Is there a misconfiguration or setting I have overlooked here?

Please advise any suggestions as to how I can incorporate squeeze into our environment alongside our logical replication setup.

ahouska · Answer 1 · Tue Feb 22 2022 14:31:57 GMT+0800 (China Standard Time)

Can you please test the same scenario with pg_squeeze 1.4 (actually 1.4.1 is the last release)? It should consume less disk space (see #51 (comment) for details), so the processing might also be a bit faster. If the replication still gets stuck due to logical worker's exit, I suggest you to increase the wal_receiver_timeout configuration variable (on the subscriber's side).

Patrick · Answer 2 · Tue Feb 22 2022 15:11:48 GMT+0800 (China Standard Time)

Thanks for the quick reply.

I will work on building the 1.4.1 release, in the meantime is there an .rpm available for this? I couldn't find anything in the postgres yum repo.

ahouska · Answer 3 · Tue Feb 22 2022 17:03:32 GMT+0800 (China Standard Time)

I thought the point of the issue #47 (comment) was to add pg_squeeze 1.4 to the official repository, but it really appears not to be there. I've submitted a request to setup the build.

ahouska · Answer 4 · Thu Feb 24 2022 20:28:47 GMT+0800 (China Standard Time)

pg_squeeze 1.4 is now in the PGDG repository (yum). It can only be installed to PG 14 though. You need to install it from source if you use lower PG version.
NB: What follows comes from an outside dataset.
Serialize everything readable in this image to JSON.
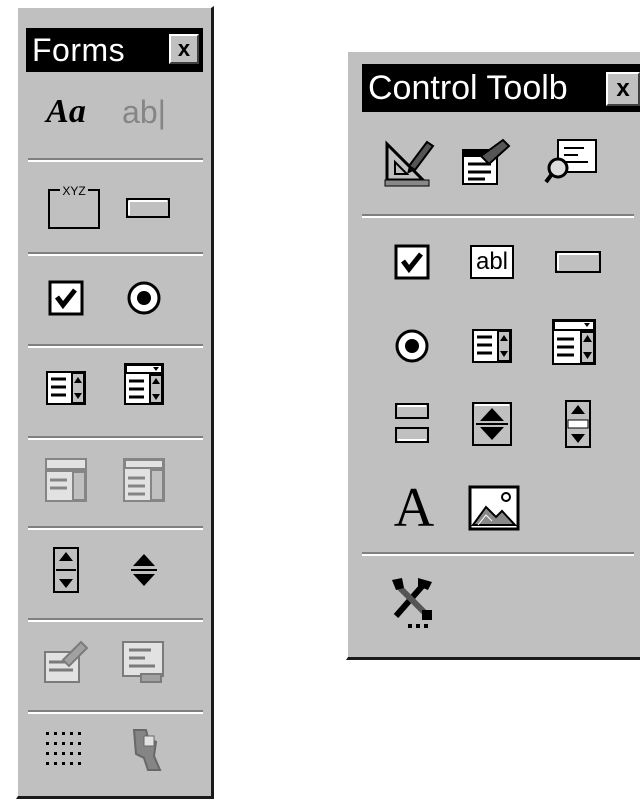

Patrick · Answer 5 · Tue Apr 26 2022 12:12:39 GMT+0800 (China Standard Time)

I was able to install 1.4.1 from the official PG12 repository. The subscriber has wal_receiver_timeout set to 5min, unfortunately replication lag remains fixed at the size of the table being squeezed once the squeeze process completes.

I will re-test in PG14 once we are able to move to this version.